PRACTISE MAKES PERFECT

Apparently there are lots of signs of a misspent youth – an ability to blow perfect smoke rings, previously unexpected skills in beer mat flicking, knowing all the words to Grease.

I may or may not have skills in these areas but one thing I can do is roller skate backwards. I can do this quite well. Well enough to irritate my family anyway who are used to me being the tail-end Charlie of any mildly competitive activity that we undertake. I can spin too and do interesting figure of eight shapes with my feet.

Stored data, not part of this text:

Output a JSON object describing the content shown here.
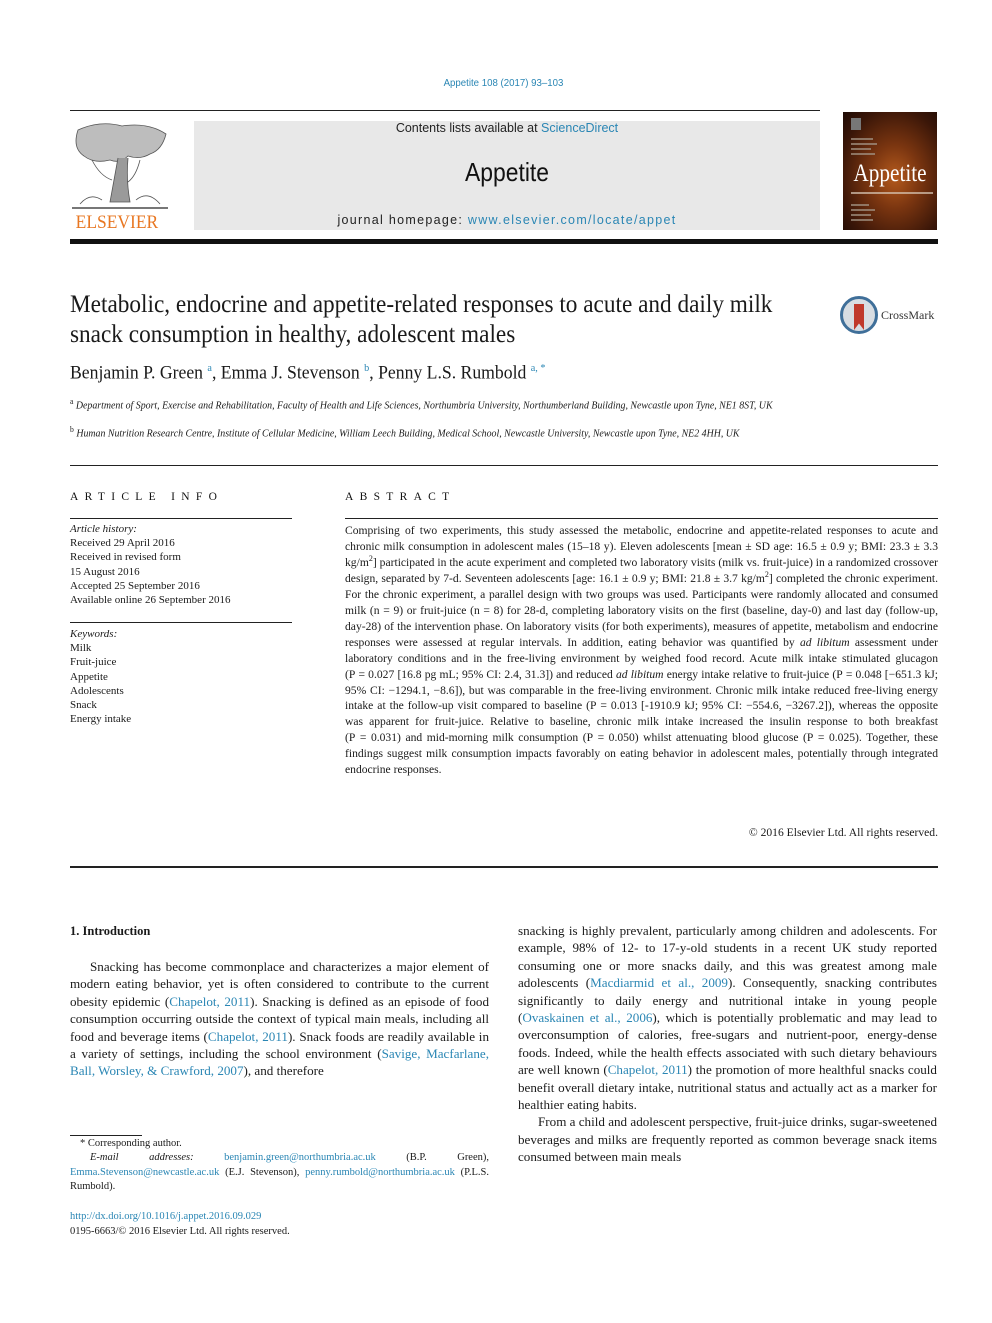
{
  "header": {
    "journal_ref": "Appetite 108 (2017) 93–103",
    "contents_prefix": "Contents lists available at ",
    "contents_link": "ScienceDirect",
    "journal_title": "Appetite",
    "homepage_prefix": "journal homepage: ",
    "homepage_link": "www.elsevier.com/locate/appet",
    "publisher_logo_text": "ELSEVIER",
    "cover_title": "Appetite",
    "brand_color": "#e87722",
    "link_color": "#2a86b4"
  },
  "article": {
    "title": "Metabolic, endocrine and appetite-related responses to acute and daily milk snack consumption in healthy, adolescent males",
    "crossmark_label": "CrossMark",
    "authors": [
      {
        "name": "Benjamin P. Green",
        "affil": "a"
      },
      {
        "name": "Emma J. Stevenson",
        "affil": "b"
      },
      {
        "name": "Penny L.S. Rumbold",
        "affil": "a, *"
      }
    ],
    "affiliations": [
      {
        "key": "a",
        "text": "Department of Sport, Exercise and Rehabilitation, Faculty of Health and Life Sciences, Northumbria University, Northumberland Building, Newcastle upon Tyne, NE1 8ST, UK"
      },
      {
        "key": "b",
        "text": "Human Nutrition Research Centre, Institute of Cellular Medicine, William Leech Building, Medical School, Newcastle University, Newcastle upon Tyne, NE2 4HH, UK"
      }
    ]
  },
  "article_info": {
    "heading": "ARTICLE INFO",
    "history_label": "Article history:",
    "history": [
      "Received 29 April 2016",
      "Received in revised form",
      "15 August 2016",
      "Accepted 25 September 2016",
      "Available online 26 September 2016"
    ],
    "keywords_label": "Keywords:",
    "keywords": [
      "Milk",
      "Fruit-juice",
      "Appetite",
      "Adolescents",
      "Snack",
      "Energy intake"
    ]
  },
  "abstract": {
    "heading": "ABSTRACT",
    "parts": {
      "p1": "Comprising of two experiments, this study assessed the metabolic, endocrine and appetite-related re­sponses to acute and chronic milk consumption in adolescent males (15–18 y). Eleven adolescents [mean ± SD age: 16.5 ± 0.9 y; BMI: 23.3 ± 3.3 kg/m",
      "sup1": "2",
      "p2": "] participated in the acute experiment and completed two laboratory visits (milk vs. fruit-juice) in a randomized crossover design, separated by 7-d. Seventeen adolescents [age: 16.1 ± 0.9 y; BMI: 21.8 ± 3.7 kg/m",
      "sup2": "2",
      "p3": "] completed the chronic experiment. For the chronic experiment, a parallel design with two groups was used. Participants were randomly allocated and consumed milk (n = 9) or fruit-juice (n = 8) for 28-d, completing laboratory visits on the first (baseline, day-0) and last day (follow-up, day-28) of the intervention phase. On laboratory visits (for both exper­iments), measures of appetite, metabolism and endocrine responses were assessed at regular intervals. In addition, eating behavior was quantified by ",
      "em1": "ad libitum",
      "p4": " assessment under laboratory conditions and in the free-living environment by weighed food record. Acute milk intake stimulated glucagon (P = 0.027 [16.8 pg mL; 95% CI: 2.4, 31.3]) and reduced ",
      "em2": "ad libitum",
      "p5": " energy intake relative to fruit-juice (P = 0.048 [−651.3 kJ; 95% CI: −1294.1, −8.6]), but was comparable in the free-living environment. Chronic milk intake reduced free-living energy intake at the follow-up visit compared to baseline (P = 0.013 [-1910.9 kJ; 95% CI: −554.6, −3267.2]), whereas the opposite was apparent for fruit-juice. Relative to baseline, chronic milk intake increased the insulin response to both breakfast (P = 0.031) and mid-morning milk consumption (P = 0.050) whilst attenuating blood glucose (P = 0.025). Together, these findings suggest milk consumption impacts favorably on eating behavior in adolescent males, potentially through integrated endocrine responses."
    },
    "copyright": "© 2016 Elsevier Ltd. All rights reserved."
  },
  "body": {
    "section_heading": "1.  Introduction",
    "left": {
      "t1": "Snacking has become commonplace and characterizes a major element of modern eating behavior, yet is often considered to contribute to the current obesity epidemic (",
      "c1": "Chapelot, 2011",
      "t2": "). Snacking is defined as an episode of food consumption occurring outside the context of typical main meals, including all food and beverage items (",
      "c2": "Chapelot, 2011",
      "t3": "). Snack foods are readily available in a variety of settings, including the school environment (",
      "c3": "Savige, Macfarlane, Ball, Worsley, & Crawford, 2007",
      "t4": "), and therefore"
    },
    "right": {
      "t1": "snacking is highly prevalent, particularly among children and ad­olescents. For example, 98% of 12- to 17-y-old students in a recent UK study reported consuming one or more snacks daily, and this was greatest among male adolescents (",
      "c1": "Macdiarmid et al., 2009",
      "t2": "). Consequently, snacking contributes significantly to daily energy and nutritional intake in young people (",
      "c2": "Ovaskainen et al., 2006",
      "t3": "), which is potentially problematic and may lead to overconsumption of calories, free-sugars and nutrient-poor, energy-dense foods. Indeed, while the health effects associated with such dietary be­haviours are well known (",
      "c3": "Chapelot, 2011",
      "t4": ") the promotion of more healthful snacks could benefit overall dietary intake, nutritional status and actually act as a marker for healthier eating habits.",
      "p2": "From a child and adolescent perspective, fruit-juice drinks, sugar-sweetened beverages and milks are frequently reported as common beverage snack items consumed between main meals"
    }
  },
  "footnotes": {
    "corresponding": "* Corresponding author.",
    "email_label": "E-mail addresses:",
    "emails": [
      {
        "address": "benjamin.green@northumbria.ac.uk",
        "owner": " (B.P. Green), "
      },
      {
        "address": "Emma.Stevenson@newcastle.ac.uk",
        "owner": " (E.J. Stevenson), "
      },
      {
        "address": "penny.rumbold@northumbria.ac.uk",
        "owner": " (P.L.S. Rumbold)."
      }
    ],
    "doi": "http://dx.doi.org/10.1016/j.appet.2016.09.029",
    "issn": "0195-6663/© 2016 Elsevier Ltd. All rights reserved."
  }
}
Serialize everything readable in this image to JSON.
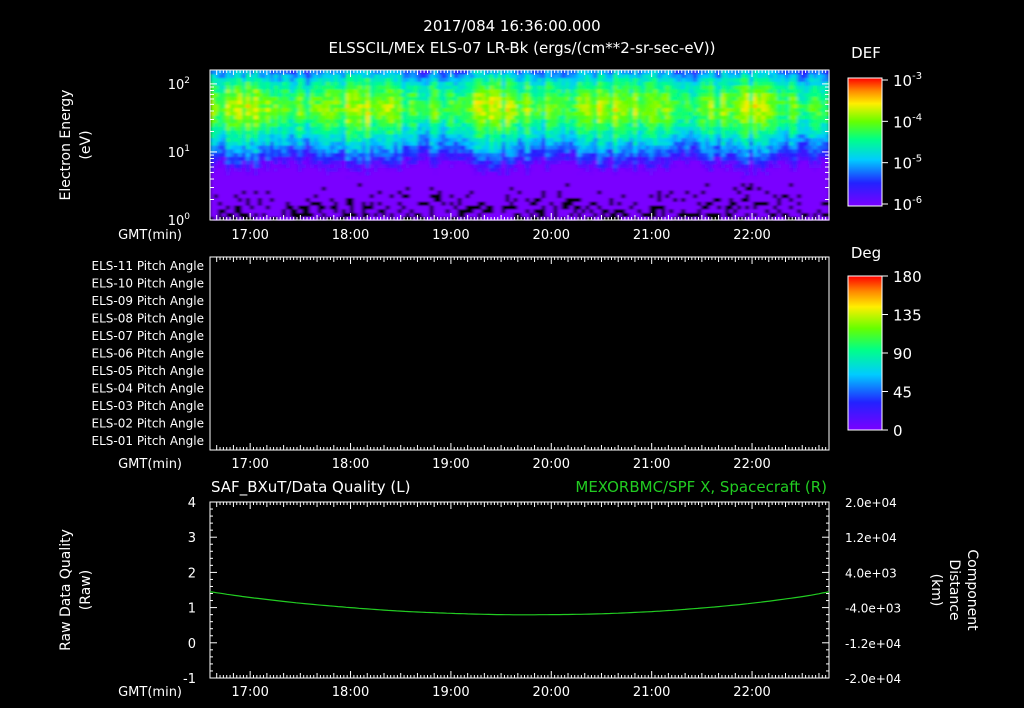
{
  "header": {
    "timestamp": "2017/084 16:36:00.000",
    "subtitle": "ELSSCIL/MEx ELS-07 LR-Bk  (ergs/(cm**2-sr-sec-eV))"
  },
  "colors": {
    "background": "#000000",
    "axis": "#ffffff",
    "right_series": "#22cc22"
  },
  "chart_data": [
    {
      "type": "heatmap",
      "ylabel_line1": "Electron Energy",
      "ylabel_line2": "(eV)",
      "x_axis_label": "GMT(min)",
      "x_ticks": [
        "17:00",
        "18:00",
        "19:00",
        "20:00",
        "21:00",
        "22:00"
      ],
      "y_scale": "log",
      "y_ticks": [
        {
          "base": "10",
          "exp": "0"
        },
        {
          "base": "10",
          "exp": "1"
        },
        {
          "base": "10",
          "exp": "2"
        }
      ],
      "xlim_min": [
        996,
        1366
      ],
      "ylim_eV": [
        1,
        160
      ],
      "colorbar": {
        "title": "DEF",
        "scale": "log",
        "ticks": [
          {
            "base": "10",
            "exp": "-3"
          },
          {
            "base": "10",
            "exp": "-4"
          },
          {
            "base": "10",
            "exp": "-5"
          },
          {
            "base": "10",
            "exp": "-6"
          }
        ]
      },
      "peak_energy_eV_approx": 40,
      "high_flux_band_eV": [
        15,
        120
      ]
    },
    {
      "type": "heatmap",
      "x_axis_label": "GMT(min)",
      "x_ticks": [
        "17:00",
        "18:00",
        "19:00",
        "20:00",
        "21:00",
        "22:00"
      ],
      "row_labels": [
        "ELS-11 Pitch Angle",
        "ELS-10 Pitch Angle",
        "ELS-09 Pitch Angle",
        "ELS-08 Pitch Angle",
        "ELS-07 Pitch Angle",
        "ELS-06 Pitch Angle",
        "ELS-05 Pitch Angle",
        "ELS-04 Pitch Angle",
        "ELS-03 Pitch Angle",
        "ELS-02 Pitch Angle",
        "ELS-01 Pitch Angle"
      ],
      "colorbar": {
        "title": "Deg",
        "ticks": [
          "180",
          "135",
          "90",
          "45",
          "0"
        ]
      },
      "values": []
    },
    {
      "type": "line",
      "left_title": "SAF_BXuT/Data Quality (L)",
      "right_title": "MEXORBMC/SPF X, Spacecraft (R)",
      "ylabel_line1": "Raw Data Quality",
      "ylabel_line2": "(Raw)",
      "right_label_line1": "Component",
      "right_label_line2": "Distance",
      "right_label_line3": "(km)",
      "x_axis_label": "GMT(min)",
      "x_ticks": [
        "17:00",
        "18:00",
        "19:00",
        "20:00",
        "21:00",
        "22:00"
      ],
      "y_ticks": [
        "4",
        "3",
        "2",
        "1",
        "0",
        "-1"
      ],
      "ylim": [
        -1,
        4
      ],
      "right_ticks": [
        "2.0e+04",
        "1.2e+04",
        "4.0e+03",
        "-4.0e+03",
        "-1.2e+04",
        "-2.0e+04"
      ],
      "right_ylim": [
        -20000,
        20000
      ],
      "series": [
        {
          "name": "MEXORBMC/SPF X, Spacecraft (R)",
          "x": [
            "16:36",
            "17:00",
            "17:30",
            "18:00",
            "18:30",
            "19:00",
            "19:30",
            "20:00",
            "20:30",
            "21:00",
            "21:30",
            "22:00",
            "22:30",
            "22:46"
          ],
          "values": [
            -400,
            -1700,
            -3000,
            -4000,
            -4800,
            -5300,
            -5600,
            -5600,
            -5400,
            -4900,
            -4100,
            -3000,
            -1500,
            -400
          ]
        }
      ]
    }
  ]
}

These hidden talents are the result of a couple of long hot summers in the early 80s that I spent on roller-skates. This was the time of Fame and headbands, of Wired for Sound and Sony Walkmans. Everyone was at it and in the absence of any screen-based distractions, there were plenty of spare hours to practise. So every night after homework, I would meet up with my best friend and we’d skate until we could do it. Living in rural Lincolnshire, she was my closest friend geographically too and sometimes I would skate the two miles over to her house so we could practise on her streets rather than mine.

When we got good then there was the roller disco at the Drill Hall  in Lincoln to attend. In dim lights with loud music we would all skate round, anticlockwise, at great speed spotting handsome boys in the melee. There was even a ramp in the middle of the room where the really brave ( and sexy) boys would do tricks.

This has never left me and I am keen for my children to learn too but there is one small difficulty. Time. Skills like these aren’t learned overnight. It takes patience and resilience and determination and perseverance. I love my children dearly but these are skills that seem to have been a little lost over the years. In this age of X Factor fame and instant gratification, just plugging away at something until you can do it is less fashionable.

I saw Matthew Syed speak at a conference recently. He talks about the need to keep trying, to be open to failure and to practise to achieve what you want out of life. It doesn’t really matter what it is that you want, roller skating, writing a novel, running the world. They all take the same skills.

So I’ll be encouraging my kids to learn to skate until they can do it well and then maybe, when they are adults with children of their own, they will be able to skate backwards too!